Затем, не спрашивая, он перешел на лицо де Мариньи, особенно тщательно изучая его бороду. Мелчен резко повернул лампу на столике так, что она ослепила их жертву. Наверное, копы поняли, как затруднительны специальные исследования в темноте.

Баркер повернулся и уставился на меня. На его лице было ограниченно-самовлюбленное выражение. Потом он снова повернулся к де Мариньи и торжественно произнес:

— Волоски на ваших руках и бороде опалены!

Даже теперь в доме стоял запах гари.

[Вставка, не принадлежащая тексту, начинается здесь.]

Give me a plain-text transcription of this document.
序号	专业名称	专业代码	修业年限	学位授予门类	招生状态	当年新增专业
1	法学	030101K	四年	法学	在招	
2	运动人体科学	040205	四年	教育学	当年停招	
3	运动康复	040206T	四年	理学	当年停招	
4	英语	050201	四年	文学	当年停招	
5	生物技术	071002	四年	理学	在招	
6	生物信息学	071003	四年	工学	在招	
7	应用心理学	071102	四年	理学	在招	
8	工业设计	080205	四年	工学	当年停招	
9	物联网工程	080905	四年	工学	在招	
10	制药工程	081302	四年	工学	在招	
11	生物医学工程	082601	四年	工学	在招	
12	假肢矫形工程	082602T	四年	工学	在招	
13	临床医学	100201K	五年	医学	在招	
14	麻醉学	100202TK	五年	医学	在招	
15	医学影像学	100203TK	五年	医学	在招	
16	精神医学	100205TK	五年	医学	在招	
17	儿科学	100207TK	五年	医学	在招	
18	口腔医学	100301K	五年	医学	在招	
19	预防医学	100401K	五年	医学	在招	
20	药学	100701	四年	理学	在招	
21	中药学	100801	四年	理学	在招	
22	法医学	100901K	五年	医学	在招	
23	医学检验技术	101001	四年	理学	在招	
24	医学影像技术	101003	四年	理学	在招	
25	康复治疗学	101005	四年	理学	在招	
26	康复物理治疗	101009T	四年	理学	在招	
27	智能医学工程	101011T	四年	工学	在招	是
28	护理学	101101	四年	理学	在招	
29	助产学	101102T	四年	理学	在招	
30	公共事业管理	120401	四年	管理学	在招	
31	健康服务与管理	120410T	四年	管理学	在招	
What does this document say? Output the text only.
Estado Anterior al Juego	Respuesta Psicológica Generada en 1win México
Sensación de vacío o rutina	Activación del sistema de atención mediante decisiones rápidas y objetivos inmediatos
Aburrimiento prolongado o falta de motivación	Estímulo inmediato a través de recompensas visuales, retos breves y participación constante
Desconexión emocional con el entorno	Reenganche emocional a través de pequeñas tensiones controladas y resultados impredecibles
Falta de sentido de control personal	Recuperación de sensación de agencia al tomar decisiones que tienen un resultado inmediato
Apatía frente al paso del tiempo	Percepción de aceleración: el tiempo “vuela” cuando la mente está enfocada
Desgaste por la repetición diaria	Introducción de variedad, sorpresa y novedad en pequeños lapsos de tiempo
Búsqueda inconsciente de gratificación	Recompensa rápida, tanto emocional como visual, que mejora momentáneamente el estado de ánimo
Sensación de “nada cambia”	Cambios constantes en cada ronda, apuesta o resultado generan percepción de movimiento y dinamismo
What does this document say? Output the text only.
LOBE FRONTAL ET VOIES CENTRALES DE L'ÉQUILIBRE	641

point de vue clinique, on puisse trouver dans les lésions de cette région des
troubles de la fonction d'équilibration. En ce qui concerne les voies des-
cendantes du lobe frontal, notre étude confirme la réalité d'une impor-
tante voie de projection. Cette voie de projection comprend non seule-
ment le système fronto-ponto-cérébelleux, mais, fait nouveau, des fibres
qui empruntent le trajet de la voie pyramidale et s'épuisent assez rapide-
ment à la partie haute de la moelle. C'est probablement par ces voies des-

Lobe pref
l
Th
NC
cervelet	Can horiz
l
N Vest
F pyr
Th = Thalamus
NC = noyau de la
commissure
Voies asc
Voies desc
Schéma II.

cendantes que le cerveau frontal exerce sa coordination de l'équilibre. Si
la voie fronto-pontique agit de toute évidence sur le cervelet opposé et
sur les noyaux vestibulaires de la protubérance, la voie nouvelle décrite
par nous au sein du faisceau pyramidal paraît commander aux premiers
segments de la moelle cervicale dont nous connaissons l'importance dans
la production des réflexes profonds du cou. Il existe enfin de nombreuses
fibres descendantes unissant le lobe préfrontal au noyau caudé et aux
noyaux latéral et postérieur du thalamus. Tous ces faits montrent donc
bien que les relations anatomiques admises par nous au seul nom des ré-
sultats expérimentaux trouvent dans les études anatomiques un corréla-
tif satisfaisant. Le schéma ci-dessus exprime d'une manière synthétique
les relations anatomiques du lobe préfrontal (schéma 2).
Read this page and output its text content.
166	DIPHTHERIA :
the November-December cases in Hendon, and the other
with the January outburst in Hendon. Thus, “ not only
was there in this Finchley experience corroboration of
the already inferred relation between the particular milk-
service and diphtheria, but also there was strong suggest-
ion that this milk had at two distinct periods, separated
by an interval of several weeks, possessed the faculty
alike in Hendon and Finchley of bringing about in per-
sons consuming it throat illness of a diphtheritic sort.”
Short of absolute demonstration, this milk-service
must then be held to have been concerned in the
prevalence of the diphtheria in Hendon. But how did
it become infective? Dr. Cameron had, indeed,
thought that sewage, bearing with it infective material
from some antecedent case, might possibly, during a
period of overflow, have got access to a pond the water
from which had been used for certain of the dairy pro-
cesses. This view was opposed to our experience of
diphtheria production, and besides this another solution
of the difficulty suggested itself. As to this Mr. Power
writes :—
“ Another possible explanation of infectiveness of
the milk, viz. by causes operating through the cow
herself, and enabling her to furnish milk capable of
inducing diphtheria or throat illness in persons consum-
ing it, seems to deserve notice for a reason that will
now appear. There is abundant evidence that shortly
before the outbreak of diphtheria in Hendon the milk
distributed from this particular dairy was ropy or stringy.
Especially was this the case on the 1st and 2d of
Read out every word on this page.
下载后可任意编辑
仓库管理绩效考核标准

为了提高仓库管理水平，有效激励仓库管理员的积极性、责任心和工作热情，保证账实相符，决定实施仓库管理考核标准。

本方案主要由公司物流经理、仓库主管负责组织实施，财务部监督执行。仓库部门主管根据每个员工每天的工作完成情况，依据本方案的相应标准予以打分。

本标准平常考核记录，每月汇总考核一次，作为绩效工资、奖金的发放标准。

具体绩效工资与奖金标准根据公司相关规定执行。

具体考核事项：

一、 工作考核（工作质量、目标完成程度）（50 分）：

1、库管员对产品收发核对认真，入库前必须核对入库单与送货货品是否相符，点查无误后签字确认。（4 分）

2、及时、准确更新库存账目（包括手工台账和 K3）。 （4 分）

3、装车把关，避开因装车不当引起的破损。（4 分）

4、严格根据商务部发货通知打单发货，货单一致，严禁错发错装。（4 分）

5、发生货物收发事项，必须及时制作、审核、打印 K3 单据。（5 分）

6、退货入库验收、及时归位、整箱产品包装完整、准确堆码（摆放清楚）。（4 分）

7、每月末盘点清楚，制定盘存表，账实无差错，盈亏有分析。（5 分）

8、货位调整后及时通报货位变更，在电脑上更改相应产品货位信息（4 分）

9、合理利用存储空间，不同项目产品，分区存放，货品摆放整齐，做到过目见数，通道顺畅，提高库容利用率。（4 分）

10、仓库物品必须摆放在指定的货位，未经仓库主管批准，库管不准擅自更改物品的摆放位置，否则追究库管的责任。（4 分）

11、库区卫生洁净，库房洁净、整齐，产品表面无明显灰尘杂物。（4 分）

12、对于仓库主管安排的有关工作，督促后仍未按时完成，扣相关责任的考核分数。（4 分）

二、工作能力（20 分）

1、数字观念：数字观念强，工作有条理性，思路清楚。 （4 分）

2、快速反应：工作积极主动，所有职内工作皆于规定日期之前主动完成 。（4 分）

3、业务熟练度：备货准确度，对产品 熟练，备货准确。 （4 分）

Важность открытия Баркера была очевидной.

— Как вы можете объяснить это? — спросил он.

Де Мариньи пожал плечами. В первый раз его уверенность была поколеблена.

Потом он ткнул пальцем в их сторону и сказал:

— Помните, я говорил вам, я ощипывал вчера цыплят над кипящей водой.

Полицейские молчали.

— А еще, — продолжал граф. — Я курю сигареты и сигары... Учитывая влажный климат Нассау, все время приходится зажигать их по нескольку раз. Кстати! Недавно парикмахер обжег мне бороду...

Полицейские скептически поглядели друг на друга.

— Он еще обжег себя, зажигая свечи под абажуром, — сказал я. — В своем саду, прошлой ночью.

Баркер поглядел на меня нахмурившись. Мелчен выглядел просто сбитым с толку.

— Да, правильно! — закричал де Мариньи.

Потом он спросил меня:

— А откуда вам это известно?

Я не ответил. Он же не знал, кто я, и я не видел причин говорить ему об этом сейчас.

— Мы отрежем несколько волосков у вас на руках, с головы и из бороды, — сказал Баркер подозреваемому. — Какие-то возражения?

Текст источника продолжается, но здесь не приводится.